“La historia es un cementerio de élites”, decía Pareto, pero bien podríamos decir que es también un cementerio de potencias. Un imperio ha sucedido a otro, dominando partes más o menos grandes del mundo por medio de la guerra, la economía y la diplomacia. Roma, el Imperio Otomano, la España del XVI, la Francia napoleónica, el imperio chino, el azteca, el maya… Grandes nombres, para las grandes potencias de sus épocas.
Sin embargo, esas potencias no eran todopoderosas. Al contrario, todas ellas estaban constreñidas por límites claros: su poder dentro de sus fronteras era indudable, pero fuera de ellas se limitaba mucho. Roma nunca pudo someter a los pictos ni a los germanos, y a Francia se le atragantó una Rusia tremenda. Cada una de esas potencias vivía en complicados equilibrios con los países que las rodeaban, y en especial las potencias alternativas, en ascenso o en descenso, buscando balanzas y tratando de sobrepasarse unas a otras. El equilibrio de poderes a lo largo del XVIII en Europa es particularmente claro al respecto.

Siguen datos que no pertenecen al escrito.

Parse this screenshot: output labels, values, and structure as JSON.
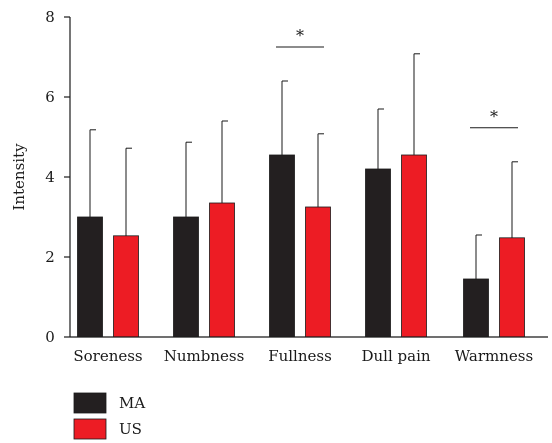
{
  "chart_data": {
    "type": "bar",
    "title": "",
    "xlabel": "",
    "ylabel": "Intensity",
    "ylim": [
      0,
      8
    ],
    "yticks": [
      0,
      2,
      4,
      6,
      8
    ],
    "grid": false,
    "legend_position": "bottom-left",
    "categories": [
      "Soreness",
      "Numbness",
      "Fullness",
      "Dull pain",
      "Warmness"
    ],
    "series": [
      {
        "name": "MA",
        "color": "#231f20",
        "values": [
          3.0,
          3.0,
          4.55,
          4.2,
          1.45
        ],
        "error_upper": [
          5.18,
          4.87,
          6.4,
          5.7,
          2.55
        ]
      },
      {
        "name": "US",
        "color": "#ed1c24",
        "values": [
          2.53,
          3.35,
          3.25,
          4.55,
          2.48
        ],
        "error_upper": [
          4.72,
          5.4,
          5.08,
          7.08,
          4.38
        ]
      }
    ],
    "annotations": [
      {
        "category": "Fullness",
        "label": "*"
      },
      {
        "category": "Warmness",
        "label": "*"
      }
    ]
  }
}
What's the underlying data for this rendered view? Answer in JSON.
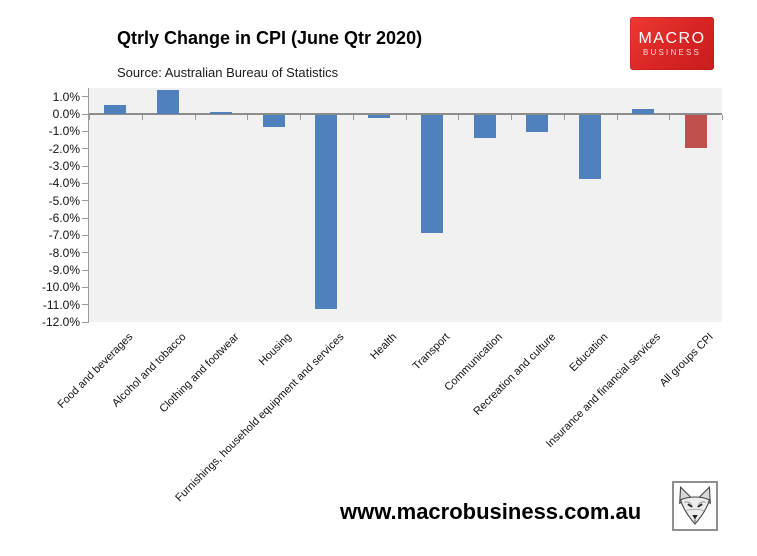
{
  "header": {
    "logo": {
      "line1": "MACRO",
      "line2": "BUSINESS"
    }
  },
  "footer": {
    "url": "www.macrobusiness.com.au"
  },
  "colors": {
    "bar_blue": "#4f81bd",
    "bar_red": "#c0504d",
    "plot_bg": "#f1f1f1",
    "axis_gray": "#9a9a9a",
    "logo_red": "#d82424"
  },
  "chart_data": {
    "type": "bar",
    "title": "Qtrly Change in CPI (June Qtr 2020)",
    "source": "Source: Australian Bureau of Statistics",
    "categories": [
      "Food and beverages",
      "Alcohol and tobacco",
      "Clothing and footwear",
      "Housing",
      "Furnishings, household equipment and services",
      "Health",
      "Transport",
      "Communication",
      "Recreation and culture",
      "Education",
      "Insurance and financial services",
      "All groups CPI"
    ],
    "values": [
      0.5,
      1.4,
      0.1,
      -0.7,
      -11.2,
      -0.2,
      -6.8,
      -1.3,
      -1.0,
      -3.7,
      0.3,
      -1.9
    ],
    "bar_colors": [
      "#4f81bd",
      "#4f81bd",
      "#4f81bd",
      "#4f81bd",
      "#4f81bd",
      "#4f81bd",
      "#4f81bd",
      "#4f81bd",
      "#4f81bd",
      "#4f81bd",
      "#4f81bd",
      "#c0504d"
    ],
    "y_ticks": [
      "1.0%",
      "0.0%",
      "-1.0%",
      "-2.0%",
      "-3.0%",
      "-4.0%",
      "-5.0%",
      "-6.0%",
      "-7.0%",
      "-8.0%",
      "-9.0%",
      "-10.0%",
      "-11.0%",
      "-12.0%"
    ],
    "ylim": [
      -12,
      1.5
    ],
    "xlabel": "",
    "ylabel": "",
    "grid": false,
    "legend": false
  }
}
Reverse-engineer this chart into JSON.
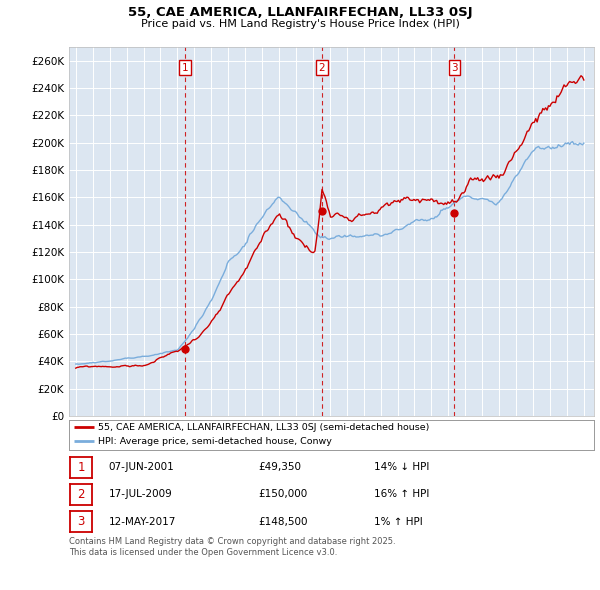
{
  "title": "55, CAE AMERICA, LLANFAIRFECHAN, LL33 0SJ",
  "subtitle": "Price paid vs. HM Land Registry's House Price Index (HPI)",
  "ylim": [
    0,
    270000
  ],
  "yticks": [
    0,
    20000,
    40000,
    60000,
    80000,
    100000,
    120000,
    140000,
    160000,
    180000,
    200000,
    220000,
    240000,
    260000
  ],
  "sale_color": "#cc0000",
  "hpi_color": "#7aaddc",
  "plot_bg_color": "#dce6f1",
  "sales": [
    {
      "date_year": 2001.44,
      "price": 49350,
      "label": "1"
    },
    {
      "date_year": 2009.54,
      "price": 150000,
      "label": "2"
    },
    {
      "date_year": 2017.36,
      "price": 148500,
      "label": "3"
    }
  ],
  "legend_sale_label": "55, CAE AMERICA, LLANFAIRFECHAN, LL33 0SJ (semi-detached house)",
  "legend_hpi_label": "HPI: Average price, semi-detached house, Conwy",
  "table_rows": [
    {
      "num": "1",
      "date": "07-JUN-2001",
      "price": "£49,350",
      "hpi": "14% ↓ HPI"
    },
    {
      "num": "2",
      "date": "17-JUL-2009",
      "price": "£150,000",
      "hpi": "16% ↑ HPI"
    },
    {
      "num": "3",
      "date": "12-MAY-2017",
      "price": "£148,500",
      "hpi": "1% ↑ HPI"
    }
  ],
  "footnote": "Contains HM Land Registry data © Crown copyright and database right 2025.\nThis data is licensed under the Open Government Licence v3.0."
}
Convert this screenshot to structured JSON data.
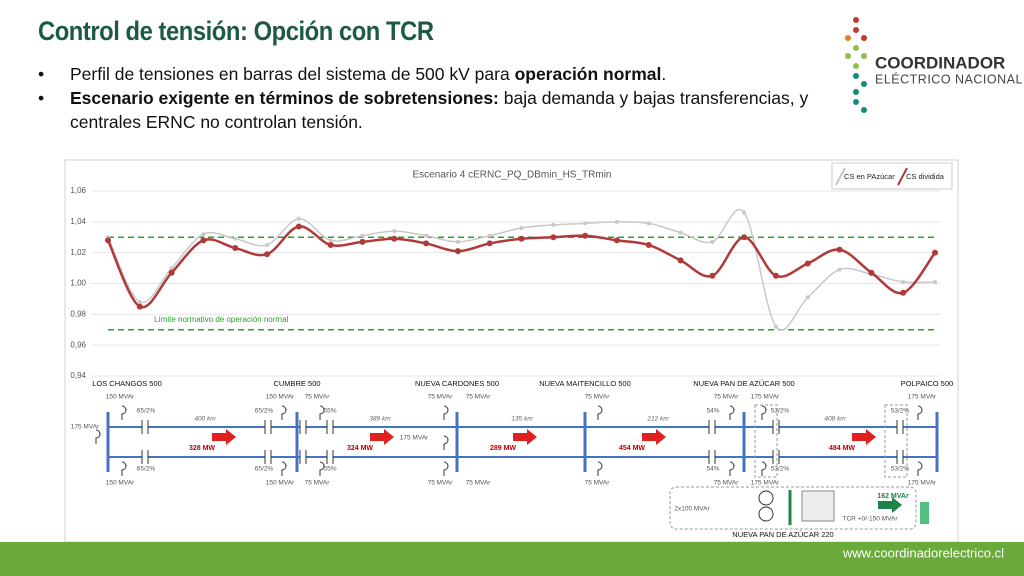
{
  "header": {
    "title": "Control de tensión: Opción con TCR",
    "bullets": [
      [
        {
          "text": "Perfil de tensiones en barras del sistema de 500 kV para "
        },
        {
          "text": "operación normal",
          "bold": true
        },
        {
          "text": "."
        }
      ],
      [
        {
          "text": "Escenario exigente en términos de sobretensiones:",
          "bold": true
        },
        {
          "text": " baja demanda y bajas transferencias, y centrales ERNC no controlan tensión."
        }
      ]
    ]
  },
  "logo": {
    "name": "COORDINADOR",
    "subtitle": "ELÉCTRICO NACIONAL"
  },
  "chart_data": {
    "type": "line",
    "title": "Escenario 4 cERNC_PQ_DBmin_HS_TRmin",
    "categories": [
      null,
      null,
      null,
      null,
      null,
      null,
      null,
      null,
      null,
      null,
      null,
      null,
      null,
      null,
      null,
      null,
      null,
      null,
      null,
      null,
      null,
      null,
      null,
      null,
      null,
      null,
      null
    ],
    "series": [
      {
        "name": "CS en PAzúcar",
        "color": "#c8c8c8",
        "values": [
          1.03,
          0.988,
          1.01,
          1.032,
          1.029,
          1.025,
          1.042,
          1.028,
          1.031,
          1.034,
          1.031,
          1.027,
          1.031,
          1.036,
          1.038,
          1.039,
          1.04,
          1.039,
          1.033,
          1.027,
          1.046,
          0.972,
          0.991,
          1.009,
          1.006,
          1.001,
          1.001
        ]
      },
      {
        "name": "CS dividida",
        "color": "#b03a3a",
        "values": [
          1.028,
          0.985,
          1.007,
          1.028,
          1.023,
          1.019,
          1.037,
          1.025,
          1.027,
          1.029,
          1.026,
          1.021,
          1.026,
          1.029,
          1.03,
          1.031,
          1.028,
          1.025,
          1.015,
          1.005,
          1.03,
          1.005,
          1.013,
          1.022,
          1.007,
          0.994,
          1.02
        ]
      }
    ],
    "ylim": [
      0.94,
      1.06
    ],
    "yticks": [
      {
        "value": 0.94,
        "label": "0,94"
      },
      {
        "value": 0.96,
        "label": "0,96"
      },
      {
        "value": 0.98,
        "label": "0,98"
      },
      {
        "value": 1.0,
        "label": "1,00"
      },
      {
        "value": 1.02,
        "label": "1,02"
      },
      {
        "value": 1.04,
        "label": "1,04"
      },
      {
        "value": 1.06,
        "label": "1,06"
      }
    ],
    "reference_lines": {
      "values": [
        1.03,
        0.97
      ],
      "color": "#2ca02c",
      "label": "Límite normativo de operación normal"
    },
    "legend": "top-right"
  },
  "diagram": {
    "buses": [
      "LOS CHANGOS 500",
      "CUMBRE 500",
      "NUEVA CARDONES 500",
      "NUEVA MAITENCILLO 500",
      "NUEVA PAN DE AZÚCAR 500",
      "POLPAICO 500"
    ],
    "distances": [
      "400 km",
      "389 km",
      "135 km",
      "212 km",
      "408 km"
    ],
    "flows": [
      "328 MW",
      "324 MW",
      "289 MW",
      "454 MW",
      "484 MW",
      "162 MVAr"
    ],
    "labels": [
      "150 MVAr",
      "65/2%",
      "65/2%",
      "150 MVAr",
      "175 MVAr",
      "150 MVAr",
      "75 MVAr",
      "65/2%",
      "55%",
      "65/2%",
      "55%",
      "150 MVAr",
      "75 MVAr",
      "175 MVAr",
      "75 MVAr",
      "75 MVAr",
      "75 MVAr",
      "75 MVAr",
      "75 MVAr",
      "75 MVAr",
      "54%",
      "75 MVAr",
      "175 MVAr",
      "53/2%",
      "54%",
      "75 MVAr",
      "175 MVAr",
      "53/2%",
      "53/2%",
      "175 MVAr",
      "53/2%",
      "175 MVAr",
      "2x100 MVAr",
      "TCR +0/-150 MVAr",
      "NUEVA PAN DE AZÚCAR 220"
    ]
  },
  "footer": {
    "url": "www.coordinadorelectrico.cl"
  }
}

Así, había potencias más importantes y menos, pero en realidad se articulaban en una multipolaridad clara. Pero, ¿qué es la multipolaridad? Básicamente, significa que varios actores (o polos, en esta caso las potencias) se reparten el poder y negocian y entran en conflicto al respecto del mismo, tratando de manejarlo lo mejor que pueden para beneficiarse lo máximo posible. Básicamente, significa que existen equilibrios. Una de las potencias, o más, pueden ser principales, pueden ser dominantes, pero carecen de hegemonía sobre el conjunto porque no pueden imponerse sobre todas las demás.